The mo section now refers to the compact one.

The multi-char are mapped to the BMP PUA (range U+E000–U+F8FF) so that they can be treated as single-char.

The original dictionary used at least (counting single char only) 1387(16 + 2 + 2 8 + 6)/8 = 6935bytes. The estimated size of the compact dictionary (including multiple char) is currently 1540bytes (-78%). We can maybe do better but final result are still blocked on the pending changes to the operator dictionary.

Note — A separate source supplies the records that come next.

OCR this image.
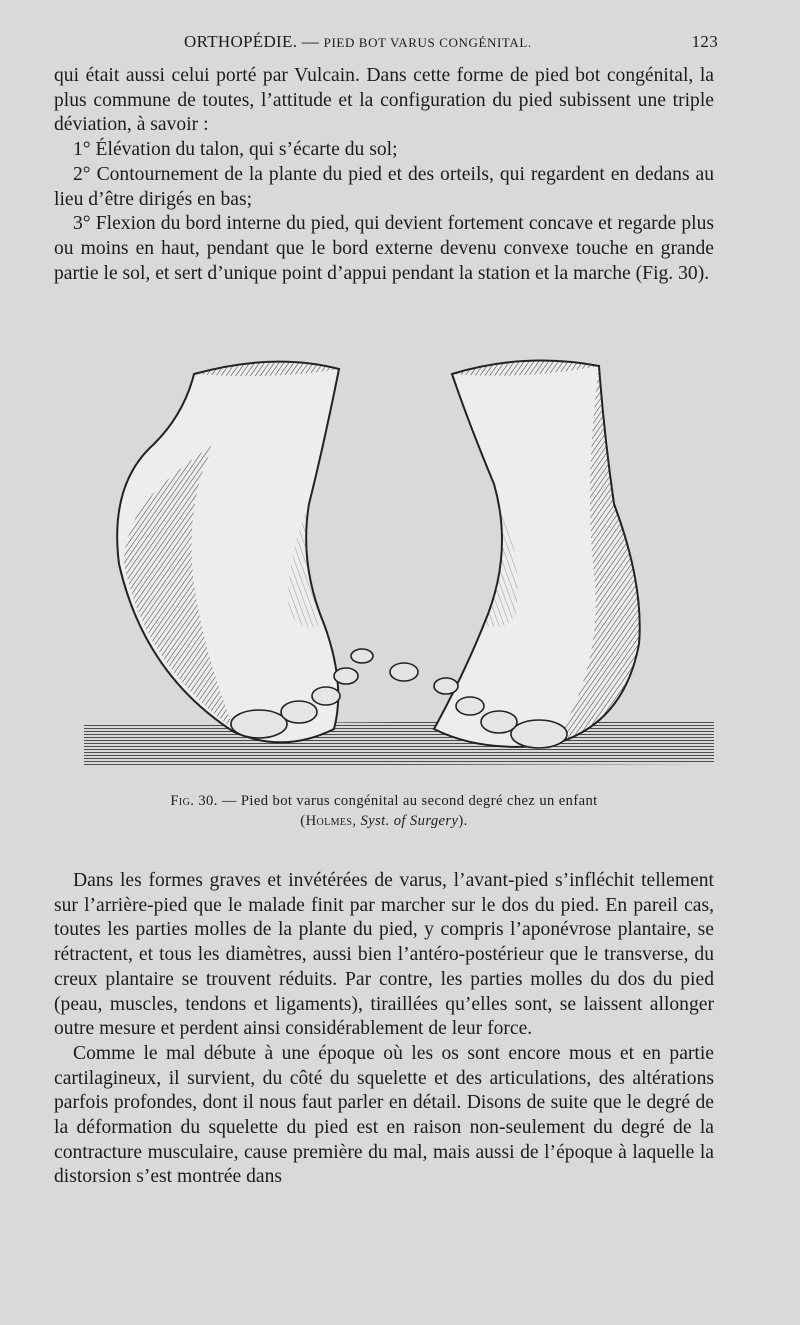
ORTHOPÉDIE. — PIED BOT VARUS CONGÉNITAL.	123

qui était aussi celui porté par Vulcain. Dans cette forme de pied bot congénital, la plus commune de toutes, l’attitude et la configuration du pied subissent une triple déviation, à savoir :

1° Élévation du talon, qui s’écarte du sol;

2° Contournement de la plante du pied et des orteils, qui regardent en dedans au lieu d’être dirigés en bas;

3° Flexion du bord interne du pied, qui devient fortement concave et regarde plus ou moins en haut, pendant que le bord externe devenu convexe touche en grande partie le sol, et sert d’unique point d’appui pendant la station et la marche (Fig. 30).

Fig. 30. — Pied bot varus congénital au second degré chez un enfant
(Holmes, Syst. of Surgery).

Dans les formes graves et invétérées de varus, l’avant-pied s’infléchit tellement sur l’arrière-pied que le malade finit par marcher sur le dos du pied. En pareil cas, toutes les parties molles de la plante du pied, y compris l’aponévrose plantaire, se rétractent, et tous les diamètres, aussi bien l’antéro-postérieur que le transverse, du creux plantaire se trouvent réduits. Par contre, les parties molles du dos du pied (peau, muscles, tendons et ligaments), tiraillées qu’elles sont, se laissent allonger outre mesure et perdent ainsi considérablement de leur force.

Comme le mal débute à une époque où les os sont encore mous et en partie cartilagineux, il survient, du côté du squelette et des articulations, des altérations parfois profondes, dont il nous faut parler en détail. Disons de suite que le degré de la déformation du squelette du pied est en raison non-seulement du degré de la contracture musculaire, cause première du mal, mais aussi de l’époque à laquelle la distorsion s’est montrée dans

fred-wang commented 4 years ago

@NSoiffer @davidcarlisle I submitted a couple of PR to make things more consistent:

https://github.com/mathml-refresh/xml-entities/pull/24 https://github.com/mathml-refresh/xml-entities/pull/23 https://github.com/mathml-refresh/xml-entities/pull/22 https://github.com/mathml-refresh/xml-entities/pull/21 https://github.com/mathml-refresh/xml-entities/pull/20 https://github.com/mathml-refresh/xml-entities/pull/19 https://github.com/mathml-refresh/xml-entities/pull/18

After these changes, I believe the remaining entries could be classified as:

infix lspace=0 rspace=0 (invisible op) infix lspace=0 rspace=0.16666666666666666em (comma-like punctuations) prefix lspace=0.16666666666666666em rspace=0 (derivation-like operators)

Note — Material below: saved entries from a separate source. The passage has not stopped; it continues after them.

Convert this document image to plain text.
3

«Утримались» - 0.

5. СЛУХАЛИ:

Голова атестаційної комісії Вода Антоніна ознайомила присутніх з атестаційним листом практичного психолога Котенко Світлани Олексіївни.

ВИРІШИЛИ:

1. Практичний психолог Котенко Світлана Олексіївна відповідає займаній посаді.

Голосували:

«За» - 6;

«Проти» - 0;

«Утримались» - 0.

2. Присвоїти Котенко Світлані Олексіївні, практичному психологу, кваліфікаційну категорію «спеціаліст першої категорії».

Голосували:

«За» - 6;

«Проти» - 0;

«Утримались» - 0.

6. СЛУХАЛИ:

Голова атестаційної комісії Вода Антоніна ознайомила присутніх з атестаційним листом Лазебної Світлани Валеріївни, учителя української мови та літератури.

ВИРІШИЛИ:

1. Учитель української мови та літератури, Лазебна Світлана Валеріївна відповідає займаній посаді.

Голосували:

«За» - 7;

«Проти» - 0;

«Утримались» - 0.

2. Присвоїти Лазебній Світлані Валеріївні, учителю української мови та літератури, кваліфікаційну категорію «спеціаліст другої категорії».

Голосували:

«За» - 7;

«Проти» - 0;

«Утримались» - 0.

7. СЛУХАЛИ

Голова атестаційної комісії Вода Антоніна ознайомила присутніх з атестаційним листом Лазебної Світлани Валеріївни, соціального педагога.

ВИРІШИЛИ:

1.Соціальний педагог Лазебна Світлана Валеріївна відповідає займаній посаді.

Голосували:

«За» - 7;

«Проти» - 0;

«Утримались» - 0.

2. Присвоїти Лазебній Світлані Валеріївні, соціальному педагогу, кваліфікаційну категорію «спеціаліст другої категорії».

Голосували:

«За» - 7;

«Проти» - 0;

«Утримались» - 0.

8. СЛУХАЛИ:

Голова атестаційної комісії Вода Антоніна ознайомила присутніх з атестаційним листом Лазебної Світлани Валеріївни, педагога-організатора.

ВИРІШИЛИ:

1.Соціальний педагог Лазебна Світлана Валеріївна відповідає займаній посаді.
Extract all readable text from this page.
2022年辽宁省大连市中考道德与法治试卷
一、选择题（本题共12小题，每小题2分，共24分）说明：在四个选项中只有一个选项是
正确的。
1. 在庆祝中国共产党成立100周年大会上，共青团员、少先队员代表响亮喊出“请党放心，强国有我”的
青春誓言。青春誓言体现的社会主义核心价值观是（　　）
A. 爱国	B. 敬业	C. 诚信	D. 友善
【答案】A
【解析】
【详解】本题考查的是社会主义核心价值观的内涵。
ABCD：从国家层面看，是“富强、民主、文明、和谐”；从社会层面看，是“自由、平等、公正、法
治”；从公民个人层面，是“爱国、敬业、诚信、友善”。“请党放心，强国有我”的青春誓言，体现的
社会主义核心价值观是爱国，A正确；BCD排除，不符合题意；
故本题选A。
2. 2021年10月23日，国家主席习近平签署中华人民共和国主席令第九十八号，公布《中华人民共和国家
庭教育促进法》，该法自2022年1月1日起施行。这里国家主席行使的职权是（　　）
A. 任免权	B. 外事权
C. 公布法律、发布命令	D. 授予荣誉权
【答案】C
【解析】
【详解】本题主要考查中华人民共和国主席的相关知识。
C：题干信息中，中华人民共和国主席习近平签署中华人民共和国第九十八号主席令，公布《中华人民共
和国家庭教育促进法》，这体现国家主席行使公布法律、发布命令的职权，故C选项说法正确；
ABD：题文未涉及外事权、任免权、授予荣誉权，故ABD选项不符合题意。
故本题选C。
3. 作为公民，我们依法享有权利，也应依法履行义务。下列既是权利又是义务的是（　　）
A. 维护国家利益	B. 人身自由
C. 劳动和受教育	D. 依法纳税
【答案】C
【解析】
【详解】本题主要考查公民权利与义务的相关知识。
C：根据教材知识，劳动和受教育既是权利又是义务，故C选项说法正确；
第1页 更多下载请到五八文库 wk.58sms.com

which seems to deserve their own category indeed.

(I haven't tried to run the script with all the changes merged, but I'm willing to do it and check again after this is done)

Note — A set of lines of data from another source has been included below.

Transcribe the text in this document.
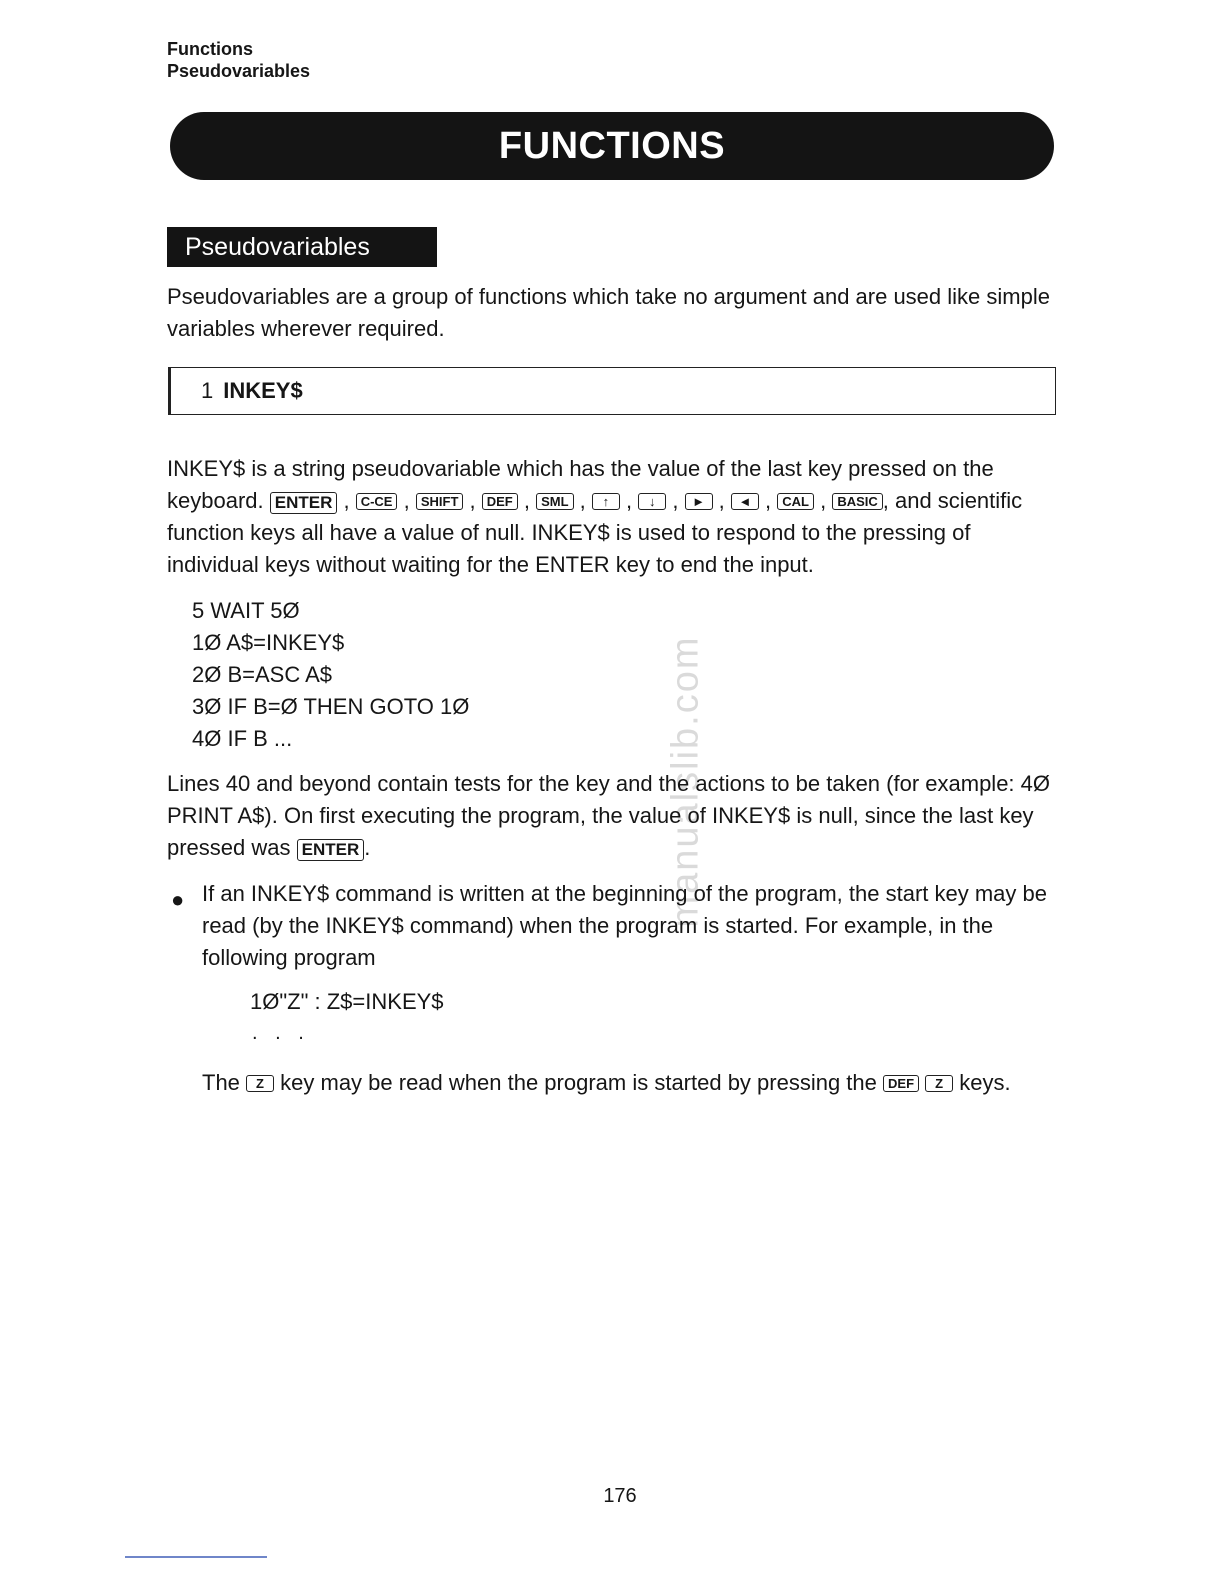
Functions
Pseudovariables
FUNCTIONS
Pseudovariables

Pseudovariables are a group of functions which take no argument and are used like simple variables wherever required.

1 INKEY$

INKEY$ is a string pseudovariable which has the value of the last key pressed on the keyboard. ENTER , C-CE , SHIFT , DEF , SML , ↑ , ↓ , ► , ◄ , CAL , BASIC , and scientific function keys all have a value of null. INKEY$ is used to respond to the pressing of individual keys without waiting for the ENTER key to end the input.

5 WAIT 5Ø
1Ø A$=INKEY$
2Ø B=ASC A$
3Ø IF B=Ø THEN GOTO 1Ø
4Ø IF B ...	manualslib.com

Lines 40 and beyond contain tests for the key and the actions to be taken (for example: 4Ø PRINT A$). On first executing the program, the value of INKEY$ is null, since the last key pressed was ENTER .

● If an INKEY$ command is written at the beginning of the program, the start key may be read (by the INKEY$ command) when the program is started. For example, in the following program

1Ø"Z" : Z$=INKEY$
. . .

The Z key may be read when the program is started by pressing the DEF Z keys.

176
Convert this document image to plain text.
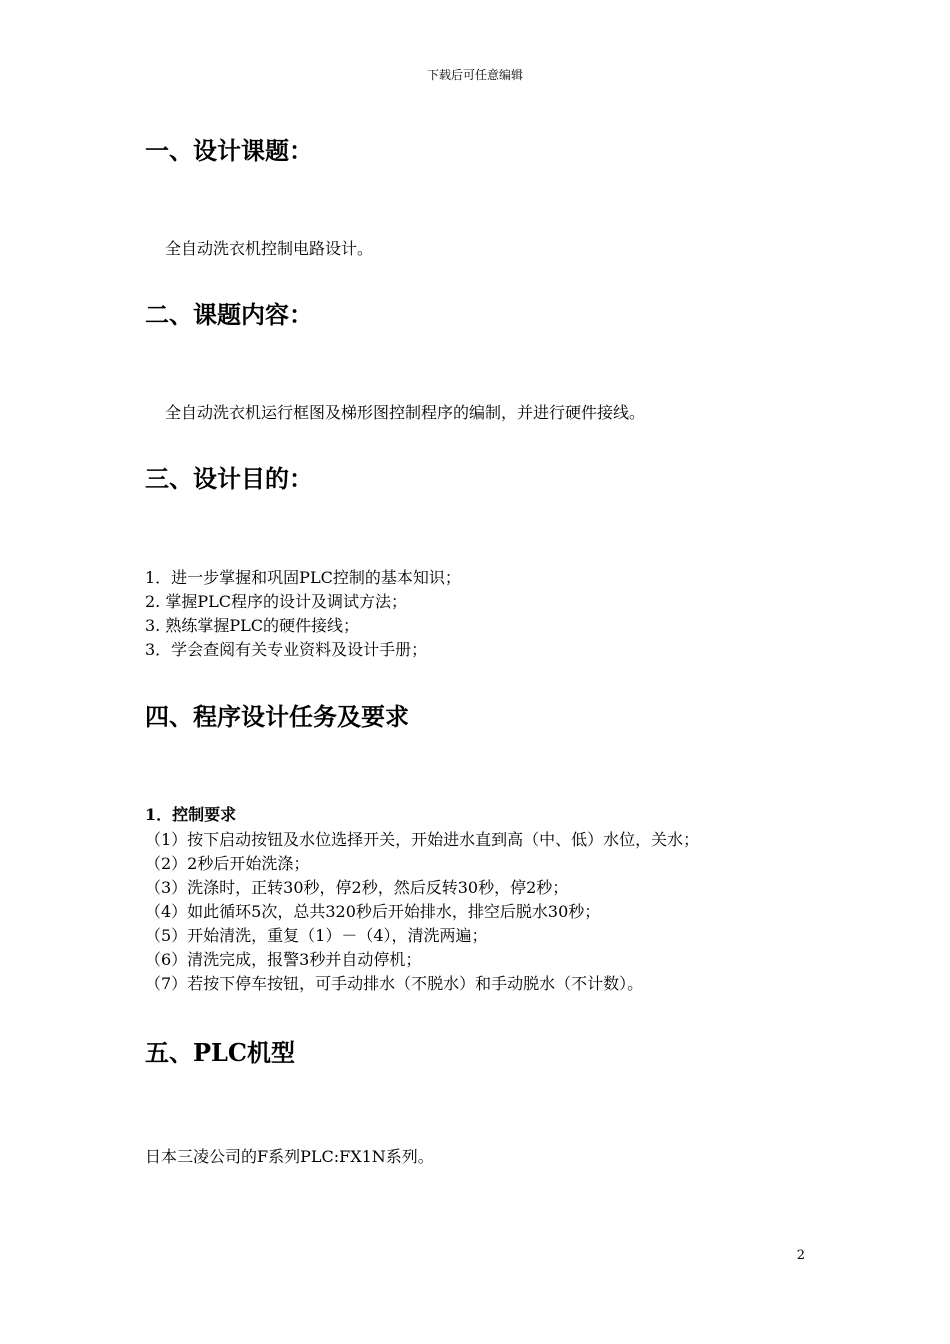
下载后可任意编辑
一、设计课题：

全自动洗衣机控制电路设计。

二、课题内容：

全自动洗衣机运行框图及梯形图控制程序的编制，并进行硬件接线。

三、设计目的：
1．进一步掌握和巩固PLC控制的基本知识；
2. 掌握PLC程序的设计及调试方法；
3. 熟练掌握PLC的硬件接线；
3．学会查阅有关专业资料及设计手册；
四、程序设计任务及要求

1．控制要求

（1）按下启动按钮及水位选择开关，开始进水直到高（中、低）水位，关水；
（2）2秒后开始洗涤；
（3）洗涤时，正转30秒，停2秒，然后反转30秒，停2秒；
（4）如此循环5次，总共320秒后开始排水，排空后脱水30秒；
（5）开始清洗，重复（1）－（4），清洗两遍；
（6）清洗完成，报警3秒并自动停机；
（7）若按下停车按钮，可手动排水（不脱水）和手动脱水（不计数）。
五、PLC机型

日本三凌公司的F系列PLC:FX1N系列。

2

fred-wang commented 4 years ago

This is done:

https://mathml-refresh.github.io/mathml-core/#operator-dictionary-compact

We still need special handling for a few edge cases but the main subset (553 entries) is now treated uniformly. That subset can be encoded as a 560bytes table and as a binary search on 224 elements (8 comparisons). Alternatively, this main subset can be encoded as a perfect hash function with a table using 16 bits / entry, but not sure whether the extra overhead (memory & complexity) is worth it. A note gives suggestion to implementers.